Die über deutsche und nichtdeutsche Frauen in den 1960er Jahren zirkulierenden Geschlechterbilder wiesen also eine starke Polarität auf. Auf der einen Seite die moderne westdeut­sche Ehefrau und Mutter, für die der Teilzeitjob innere Bereicherung, aber auch eige­nes Taschengeld bedeutete, beides Erwerbsmotive, die nun erstmals gesellschaftlich legitimiert waren (Oertzen 1999). Auf der anderen Seite die „Gastarbeiterin“, die, sofern sie über­haupt Aufmerksamkeit fand, immer als verfügbare, quasiledige Vollzeitarbeiterin gedacht wurde, ungeachtet ihrer tatsächlichen Familienbindungen. Deren Motiv für den Erwerbsaufenthalt in der Bundesrepublik hatte ausschließlich die wirtschaftliche Not zu sein. Ausländerinnen galten als moralisch-psychisch hochgefährdet. Nicht nur von konfessionellen Stimmen kam der Hinweis, dass Südeuropäerinnen einen Schock erlitten, wenn sie aus einer Welt der wirtschaftlichen Not und Rückständigkeit, der Großfamilie und rigiden Geschlechterord­nung in eine Welt eintraten, die sich über Konsum, Kleinfamilie und liberale Geschlechterbeziehungen definierte. Wenn hier negative Einschätzung, Pathologisierung und Viktimisierung überwogen, lag dies auch daran, dass das Thema der Arbeitsmigration bis Mitte der 1960er Jahre stark unter katholischer Deutungshoheit stand. Zu diesem Zeitpunkt wurden die zunächst mehrheitlich katholischen ZuwandererInnen für die Caritas ein neues und zentrales Arbeitsfeld auf der Verbandsagenda (Mattes, 2005, 261ff).

Der wirtschaftliche Strukturwandel vertiefte die Kluft zwischen Arbeitsplätzen für deutsche und solchen für ausländische Frauen. Deutsche Frauen strebten verstärkt in das expandierende Dienstleistungsgewerbe, v.a. in die als modern geltenden Büro- und Handelsberufe, in denen auch die Durchsetzung zeitverkürzter Arbeit sehr viel erfolgreicher verlief. In der Industrie hatten sich durch Rationalisierung und Automatisierung die Arbeitsplatzangebote für Frauen auf niedrigem, schlechtbezahltem Niveau weiter ausdifferenziert. Häufig war dort der Einsatz von deutschen Teilzeitarbeiterinnen und ausländischen Vollzeitarbeiterinnen eine parallele Strategie; eine Strategie im Übrigen, mit der sich in der Krise das Personal flexibel und geräusch­los reduzieren ließ (Mattes, 2005, 227ff).

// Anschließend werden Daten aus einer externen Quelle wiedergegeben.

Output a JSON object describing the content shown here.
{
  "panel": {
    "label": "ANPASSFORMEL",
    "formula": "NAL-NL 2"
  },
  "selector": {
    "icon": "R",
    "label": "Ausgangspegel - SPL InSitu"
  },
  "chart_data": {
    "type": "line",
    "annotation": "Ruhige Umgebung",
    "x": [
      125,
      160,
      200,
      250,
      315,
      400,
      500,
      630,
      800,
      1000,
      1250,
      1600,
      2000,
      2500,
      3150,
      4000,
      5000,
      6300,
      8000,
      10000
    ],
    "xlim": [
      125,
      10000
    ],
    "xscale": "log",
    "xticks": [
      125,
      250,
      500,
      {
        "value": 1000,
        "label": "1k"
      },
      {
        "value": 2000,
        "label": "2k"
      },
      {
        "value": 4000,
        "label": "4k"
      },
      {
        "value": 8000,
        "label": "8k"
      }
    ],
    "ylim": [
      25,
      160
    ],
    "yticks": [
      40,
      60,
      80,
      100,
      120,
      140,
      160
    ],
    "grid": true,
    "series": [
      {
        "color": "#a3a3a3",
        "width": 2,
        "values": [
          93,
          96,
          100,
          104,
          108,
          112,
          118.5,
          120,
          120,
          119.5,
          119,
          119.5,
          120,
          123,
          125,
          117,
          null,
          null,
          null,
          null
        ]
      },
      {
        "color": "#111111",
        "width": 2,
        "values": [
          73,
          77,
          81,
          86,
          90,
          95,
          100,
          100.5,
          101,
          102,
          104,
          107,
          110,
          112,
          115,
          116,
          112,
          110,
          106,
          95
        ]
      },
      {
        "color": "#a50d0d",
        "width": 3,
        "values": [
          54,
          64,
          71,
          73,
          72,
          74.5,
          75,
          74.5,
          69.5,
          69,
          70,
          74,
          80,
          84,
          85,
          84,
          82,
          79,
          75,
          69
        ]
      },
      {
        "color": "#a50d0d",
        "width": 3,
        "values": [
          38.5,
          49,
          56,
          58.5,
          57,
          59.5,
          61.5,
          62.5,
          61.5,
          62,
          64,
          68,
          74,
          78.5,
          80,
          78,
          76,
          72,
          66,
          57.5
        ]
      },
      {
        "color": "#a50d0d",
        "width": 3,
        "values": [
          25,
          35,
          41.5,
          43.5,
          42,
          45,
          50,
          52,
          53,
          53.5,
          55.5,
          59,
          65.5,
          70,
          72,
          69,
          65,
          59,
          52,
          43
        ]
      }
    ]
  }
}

Die zeitgenössische Vorstellung von der fleißigen und anspruchslosen Migrantin wurde biswei­len durch eine andere Wirklichkeit konterkariert. „Gastarbeiterinnen“ traten durchaus als selbstbewusste Arbeitsmarktakteurinnen in Erscheinung, die sich ihrer Machtposition im labilen Angebots-Nachfrage-Gefüge des Arbeitsmarktes bewusst waren. Dies war etwa der Fall, wenn sie ihrem Arbeitgeber mit Abwanderung drohten, sollte dieser nicht ihre Löhne erhöhen. Oder Arbeitsmigrantinnen unternahmen wilde Streiks, wenn sie sich um ihren Lohn betrogen fühlten. Gerade Missverständnisse über den Unterschied zwischen Netto- und Bruttolöhnen, aber auch bewusst irreführende Lohnangaben der Unternehmer hatten häufig zu spontanen Arbeitsniederlegungen geführt. Derartige Manifestationen widerständigen Verhaltens waren weitaus verbreiteter, als dies die Forschung bislang vermutet hat.[4]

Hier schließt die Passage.